Cyber-attacks have been hitting the headlines recently, whether it’s large businesses like Jaguar Land Rover or less obvious targets such as the Kido nursery chain, it seems cyber-attacks may be on the rise. Whether the perpetrators are looking for financial gain or are doing it for other reasons, one thing is clear – a cyber-attack has the potential to cause significant disruption and potentially costs – financial and/or reputational – to affected businesses. As such, cybersecurity is likely to be a high priority for businesses of all sizes.
To complement any measures your business takes in that area, you may wish to think about putting together an HR action plan – aimed at helping your business to combat the risk of cyber-attacks from an HR perspective and helping your business to take appropriate steps in relation to your people if the worst does happen.
Whilst your HR action plan will need to be tailored to your business and your specific circumstances, here are five things you may wish to think about:
- Reducing the risk of your employees being the point of vulnerability
- Preparing employees to mitigate disruption
- Handling communications
- Dealing with suspected employee misconduct
- Managing the HR aspects of serious disruption to your business
Cyber-Attacks – Does Your Business Have an HR Plan? Part 1
Reducing the risk of your employees being the point of vulnerability
Employees can be a point of vulnerability in many ways when it comes to your systems and data, for example:
- Clicking ‘dodgy’ links in emails
- Falling for ‘phishing’ or other scams
- Downloading unauthorised software
- Not using strong passwords, inappropriately sharing passwords, or otherwise failing to keep these secure (e.g. jotting it on a post-it note for easy reference, not being aware of who may be watching when logging in to company systems outside the office, e.g travelling on a train)
- Connecting company devices to public networks
- Losing an unsecured company device, e.g a laptop, such items are being avoidably stolen whilst working remotely
Raising awareness of IT security issues and making sure your employees are familiar with and up to date on any relevant policies, procedures or practices in your business is a must. When it comes to cybersecurity, it’s important that employees are aware of the part they play and know how to act appropriately to help protect your business.
It will be important to identify areas in your business where there could be particular vulnerabilities in relation to your people and take appropriate steps to combat these. Often, promotion of policies, training and ‘refreshers’ are key actions. For example, do your employees know what to do if they receive a suspicious email?
Whilst IT security issues can be unintentionally caused/contributed to by employees, sometimes it can be deliberate. Whilst less common, it is an issue that was recently highlighted in the news. You may have heard reports of the BBC journalist who was approached by hackers who offered him a substantial amount of money if he helped them to gain access to the BBC’s systems. Your business may wish to make it clear to employees what they should do if they are approached in this way, and that such co-operation with hackers will be considered a serious disciplinary offence.

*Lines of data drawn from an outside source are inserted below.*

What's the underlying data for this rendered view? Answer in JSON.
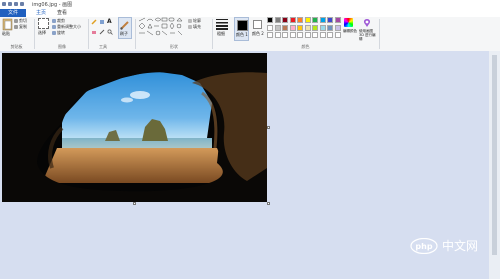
{
  "window": {
    "title": "img06.jpg - 画图"
  },
  "menu": {
    "file": "文件",
    "home": "主页",
    "view": "查看"
  },
  "clipboard": {
    "paste": "粘贴",
    "cut": "剪切",
    "copy": "复制",
    "label": "剪贴板"
  },
  "image_group": {
    "select": "选择",
    "crop": "裁剪",
    "resize": "重新调整大小",
    "rotate": "旋转",
    "label": "图像"
  },
  "tools": {
    "label": "工具",
    "text_tool": "A"
  },
  "brushes": {
    "label": "刷子"
  },
  "shapes": {
    "outline": "轮廓",
    "fill": "填充",
    "label": "形状"
  },
  "size": {
    "label": "粗细"
  },
  "colors": {
    "color1": "颜色 1",
    "color2": "颜色 2",
    "edit": "编辑颜色",
    "paint3d": "使用画图 3D 进行编辑",
    "label": "颜色",
    "palette": [
      "#000000",
      "#7f7f7f",
      "#880015",
      "#ed1c24",
      "#ff7f27",
      "#fff200",
      "#22b14c",
      "#00a2e8",
      "#3f48cc",
      "#a349a4",
      "#ffffff",
      "#c3c3c3",
      "#b97a57",
      "#ffaec9",
      "#ffc90e",
      "#efe4b0",
      "#b5e61d",
      "#99d9ea",
      "#7092be",
      "#c8bfe7",
      "#ffffff",
      "#ffffff",
      "#ffffff",
      "#ffffff",
      "#ffffff",
      "#ffffff",
      "#ffffff",
      "#ffffff",
      "#ffffff",
      "#ffffff"
    ]
  },
  "watermark": {
    "text": "中文网",
    "logo": "php"
  }
}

Preparing employees to mitigate disruption
It’s important to think about what steps you can take from an HR perspective to mitigate disruption if a cyber-attack does happen. It will come as no surprise that planning ahead can help to put you in a better position. As an example, you may have heard about the cyber-attack that caused disruption at several European airports recently; after check-in software used by several airlines failed, some resorted to checking passengers in using pen and paper.

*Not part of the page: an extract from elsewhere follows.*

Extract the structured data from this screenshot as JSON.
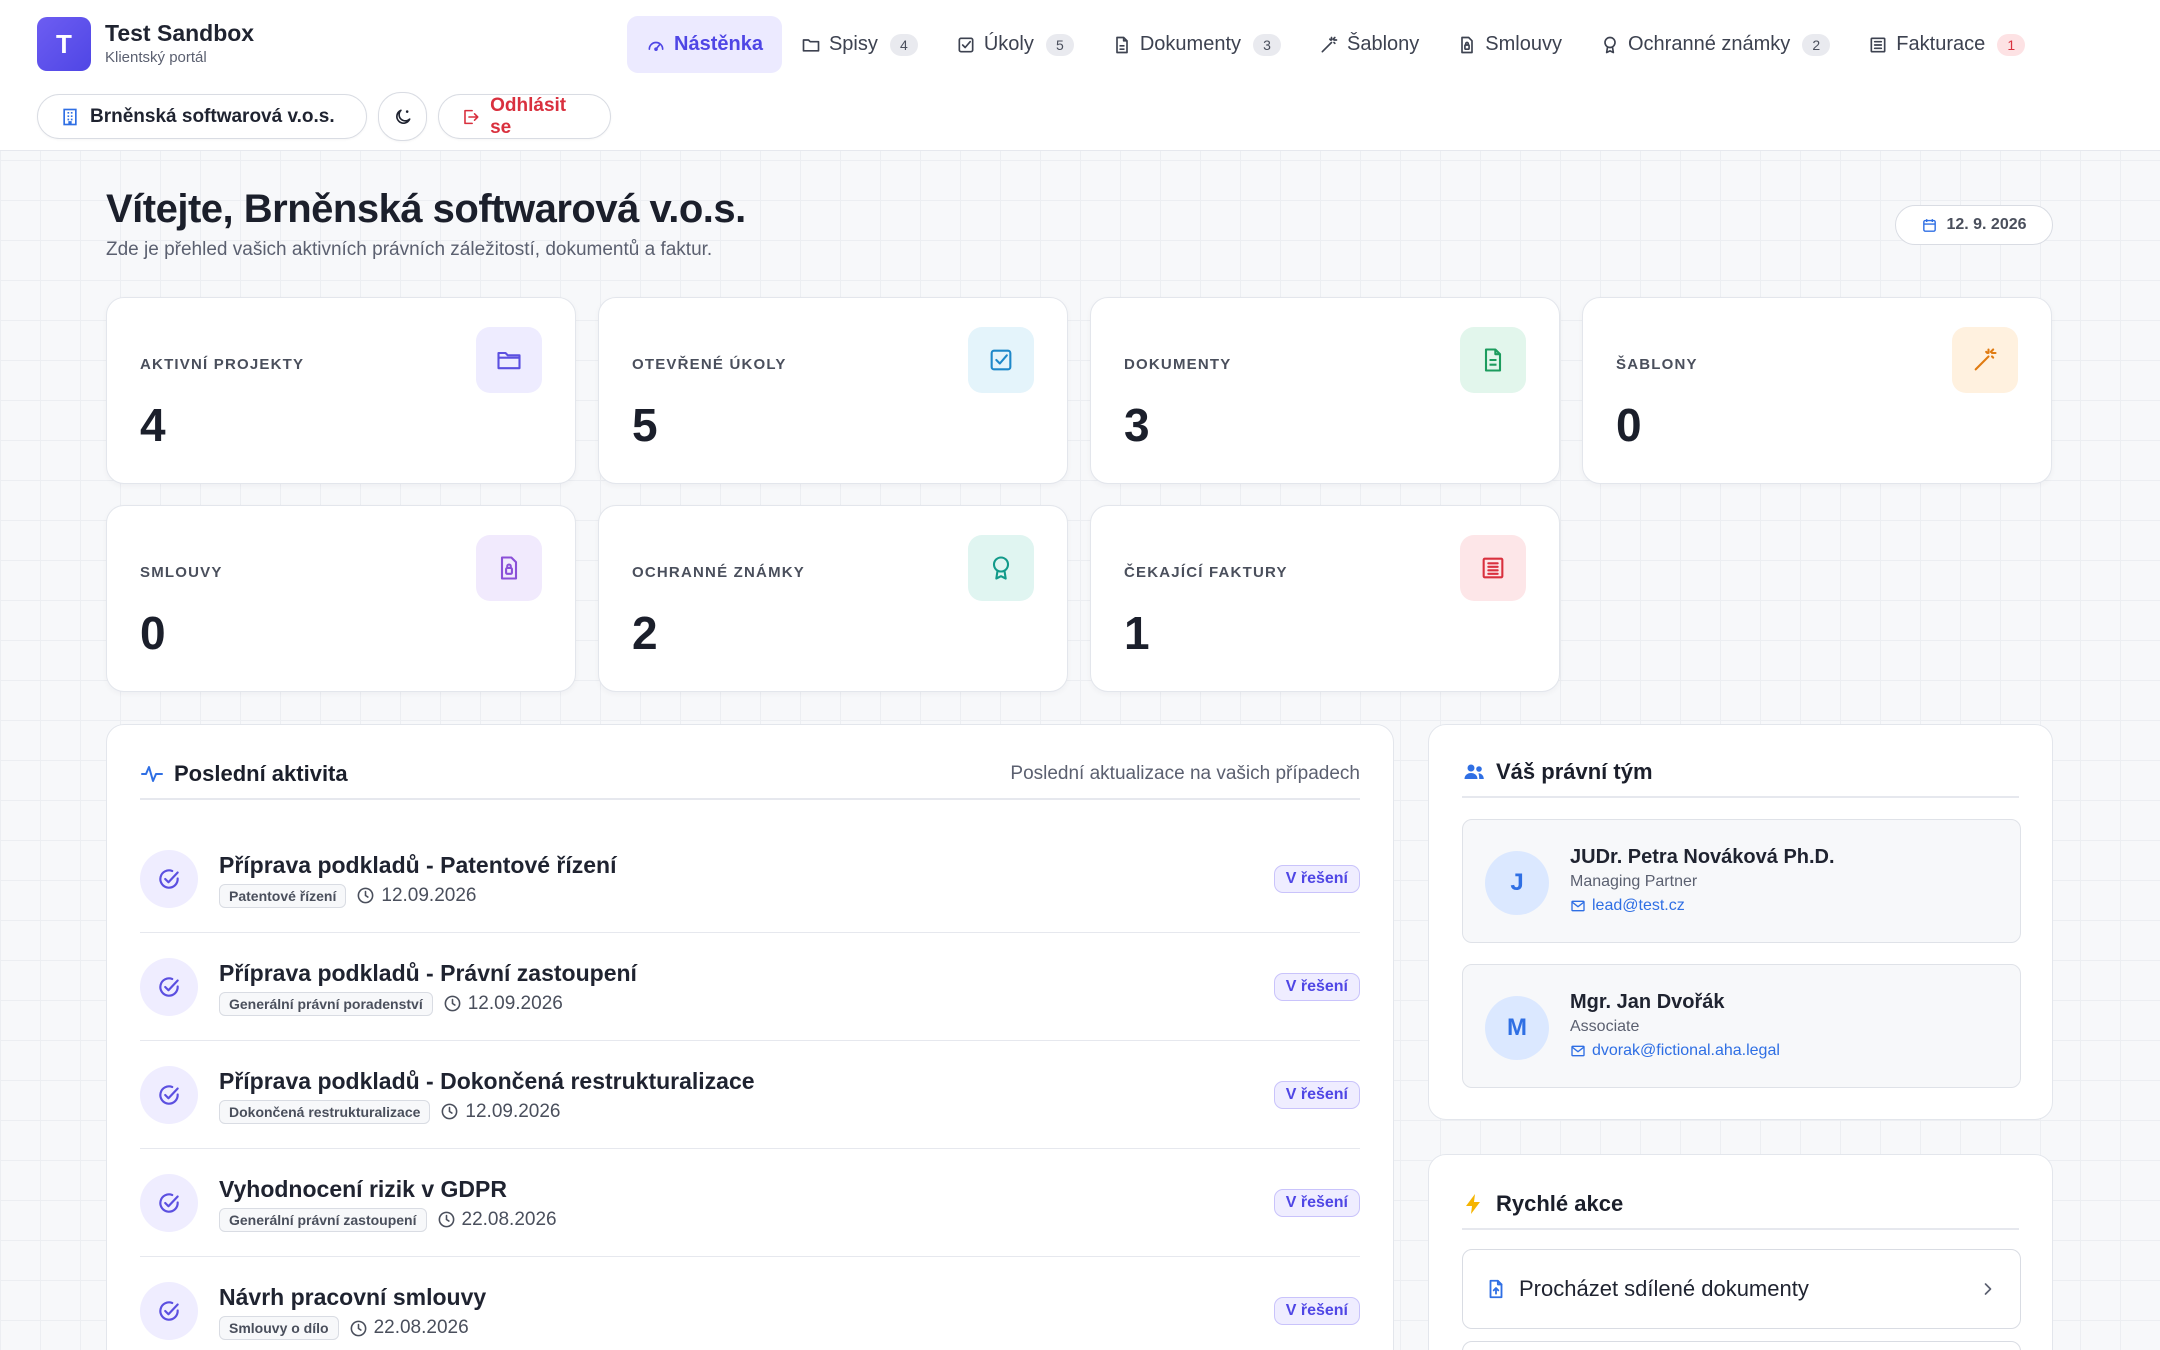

You may wish to think about what measures your business could put in place to keep things going if you no longer had access to key IT systems/programmes and the role your employees will play in this. In some cases, it could mean not just having a plan but employees may need a bit of training in advance too. Depending on your business and the nature of employees’ roles, it may see them needing to fall back on seldom-used skills (that are a bit more specialised than just using pen and paper…). Knowing you have these skills and a plan in place should they be needed can help to give your business a little peace of mind and minimise disruption should a cyber-attack occur.